Is Trump Our Napoleon?

Comparing great things to smaller ones, is Donald Trump, in spirit, becoming our version of Napoleon Bonaparte?

For a decade and a half Napoleon wrecked Europe. He hijacked the platitudes of the French Revolution to mask his own dictatorship at home and imperialism abroad. Yet today, two centuries after his defeat at the Battle of Waterloo, he remains an icon for many in, and a few outside, France. Why? How could geniuses like the novelists Victor Hugo and Stendhal acknowledge Napoleon’s pathologies and the damage that he did to the early 19th century European world, and yet enthuse that he made the French feel both politically and morally “great"? Most French even today believe that he did.
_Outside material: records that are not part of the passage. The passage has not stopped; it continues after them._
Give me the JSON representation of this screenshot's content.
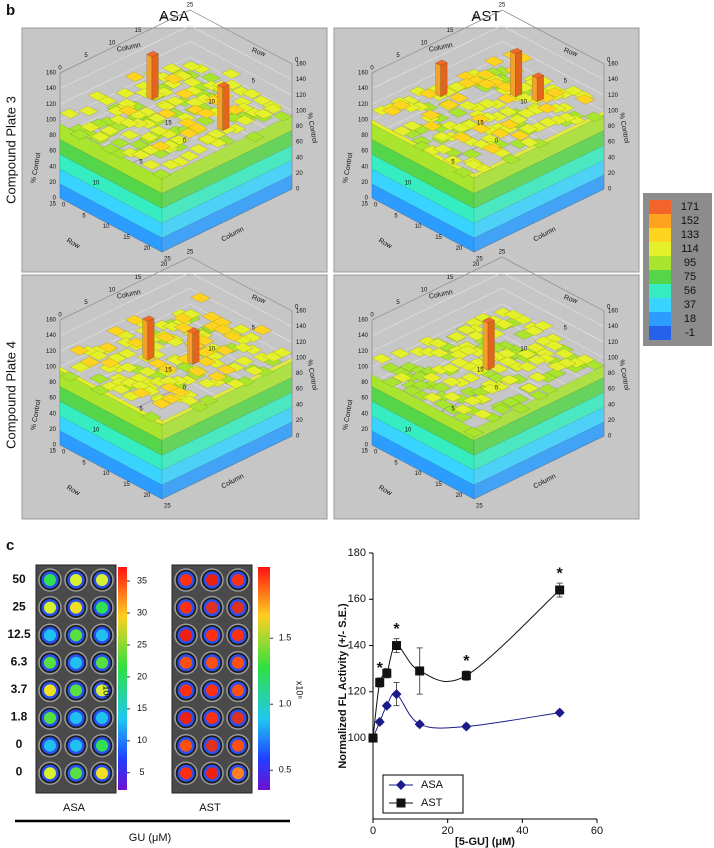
{
  "panel_labels": [
    "b",
    "c"
  ],
  "plots_3d": {
    "column_headers": [
      "ASA",
      "AST"
    ],
    "row_headers": [
      "Compound Plate 3",
      "Compound Plate 4"
    ],
    "axis_labels": {
      "column": "Column",
      "row": "Row",
      "z": "% Control"
    },
    "z_ticks": [
      0,
      20,
      40,
      60,
      80,
      100,
      120,
      140,
      160
    ],
    "column_ticks": [
      0,
      5,
      10,
      15,
      20,
      25
    ],
    "row_ticks": [
      0,
      5,
      10,
      15
    ],
    "color_scale": {
      "values": [
        171,
        152,
        133,
        114,
        95,
        75,
        56,
        37,
        18,
        -1
      ],
      "colors": [
        "#f2642a",
        "#ffa21f",
        "#ffd41f",
        "#e4f02a",
        "#a9e52f",
        "#55d64a",
        "#35edc0",
        "#38d3ff",
        "#2c9cff",
        "#2462ea"
      ]
    }
  },
  "imaging": {
    "concentrations": [
      "50",
      "25",
      "12.5",
      "6.3",
      "3.7",
      "1.8",
      "0",
      "0"
    ],
    "plates": [
      {
        "label": "ASA",
        "colorbar_lim": [
          2.3,
          37.2
        ],
        "colorbar_ticks": [
          35,
          30,
          25,
          20,
          15,
          10,
          5
        ],
        "colorbar_unit": "x10⁶"
      },
      {
        "label": "AST",
        "colorbar_lim": [
          0.35,
          2.04
        ],
        "colorbar_ticks": [
          1.5,
          {
            "value": 1,
            "label": "1.0"
          },
          0.5
        ],
        "colorbar_unit": "x10⁶"
      }
    ],
    "group_label": "GU (μM)"
  },
  "chart_data": {
    "type": "line",
    "x_label": "[5-GU] (μM)",
    "y_label": "Normalized FL Activity (+/- S.E.)",
    "x": [
      0,
      1.8,
      3.7,
      6.3,
      12.5,
      25,
      50
    ],
    "series": [
      {
        "name": "ASA",
        "color": "#1a1a8a",
        "marker": "diamond",
        "values": [
          100,
          107,
          114,
          119,
          106,
          105,
          111
        ],
        "errors": [
          0,
          1,
          1,
          5,
          1,
          1,
          1
        ]
      },
      {
        "name": "AST",
        "color": "#111111",
        "marker": "square",
        "values": [
          100,
          124,
          128,
          140,
          129,
          127,
          164
        ],
        "errors": [
          0,
          2,
          2,
          3,
          10,
          2,
          3
        ]
      }
    ],
    "annotations": [
      {
        "text": "*",
        "x": 1.8
      },
      {
        "text": "*",
        "x": 6.3
      },
      {
        "text": "*",
        "x": 25
      },
      {
        "text": "*",
        "x": 50
      }
    ],
    "xlim": [
      0,
      60
    ],
    "xticks": [
      0,
      20,
      40,
      60
    ],
    "ylim": [
      65,
      180
    ],
    "yticks": [
      100,
      120,
      140,
      160,
      180
    ],
    "legend": "lower-left"
  }
}
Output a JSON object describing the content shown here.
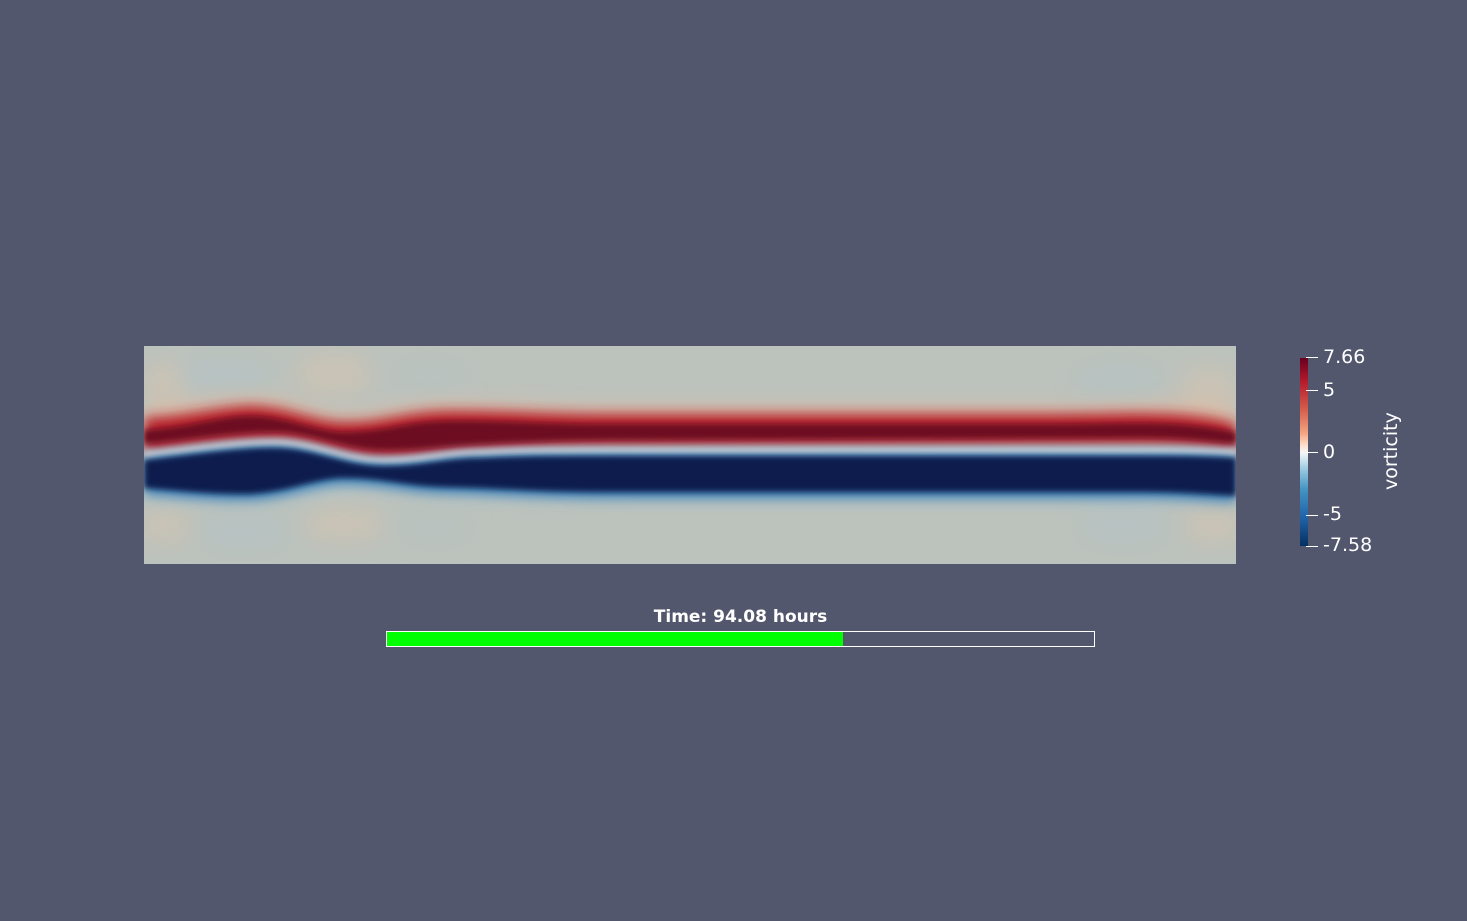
{
  "view": {
    "background_color": "#52576e",
    "field_name": "vorticity"
  },
  "colorbar": {
    "title": "vorticity",
    "max_label": "7.66",
    "min_label": "-7.58",
    "ticks": [
      {
        "value": 7.66,
        "label": "7.66"
      },
      {
        "value": 5,
        "label": "5"
      },
      {
        "value": 0,
        "label": "0"
      },
      {
        "value": -5,
        "label": "-5"
      },
      {
        "value": -7.58,
        "label": "-7.58"
      }
    ],
    "range": [
      -7.58,
      7.66
    ],
    "colormap": "blue-white-red diverging"
  },
  "time": {
    "label": "Time: 94.08 hours",
    "progress_fraction": 0.645,
    "fill_color": "#00ff00"
  }
}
Of course, for a while at least, Napoleon really did “make France great again,” at least in terms of territory and power.  At its pinnacle between 1806-11, Imperial France ruled the continent in a way not seen again until the Third Reich’s briefer rule between 1940 and 1942 from the Atlantic Ocean to the Volga River. It threatened to do away with the incompetent and reactionary regimes in every European country and replace them with a supposedly meritocratic class of social reformers, beholden to a natural Napoleonic hierarchy.

Moreover, Napoleon’s own political agenda was a mishmash of conservative authoritarianism and populist social justice. So effective was the strange brew that even to this day scholars fight over whether Napoleon was a proto-Hitler whose unhinged ambitions led to millions of innocent European, Russian, Caribbean and North Africa dead, or a loyal defender of the French Revolution, whose eleventh-hour iron hand alone kept alive the threatened ideals of fraternity and egalitarianism.

Donald Trump is not going to invade Russia, but he is starting to sound a lot like Bonaparte, well aside from a similarly narcissistic convergence of America’s future with his own Napoleonic persona.

What are Trump’s politics? Like Napoleon’s, no one quite knows. In the past, he has praised Nancy Pelosi and Hillary Clinton. He may well have favored Barack Obama in 2008. He’s running as a Republican, but has not always been conservative -- and he threatens to run as a third-party candidate if he is not treated nicely. Trump’s populist attacks on hedge funds and selfish international corporations sound like those of Bernie Sanders.

Then again Trump also sounds like a Tea Party populist and nationalist, railing against illegal immigration, free trade, excessive government spending, a corrupt political class, and a waste of American blood and treasure on those conniving countries abroad who never deserved our sacrifices.

But what unites both Trumps are his messianic and unifying visions of making America “great” again -- a 19th century notion of glory and honor that so far seems to appeal to lots of voters in a way that it supposedly should not.

Is there something to Trump’s claims that even his supposed opponents want to share in his agenda of restoring a lost “greatness” rather than merely to claim the usual spoils allotted from business-as-usual identity politics?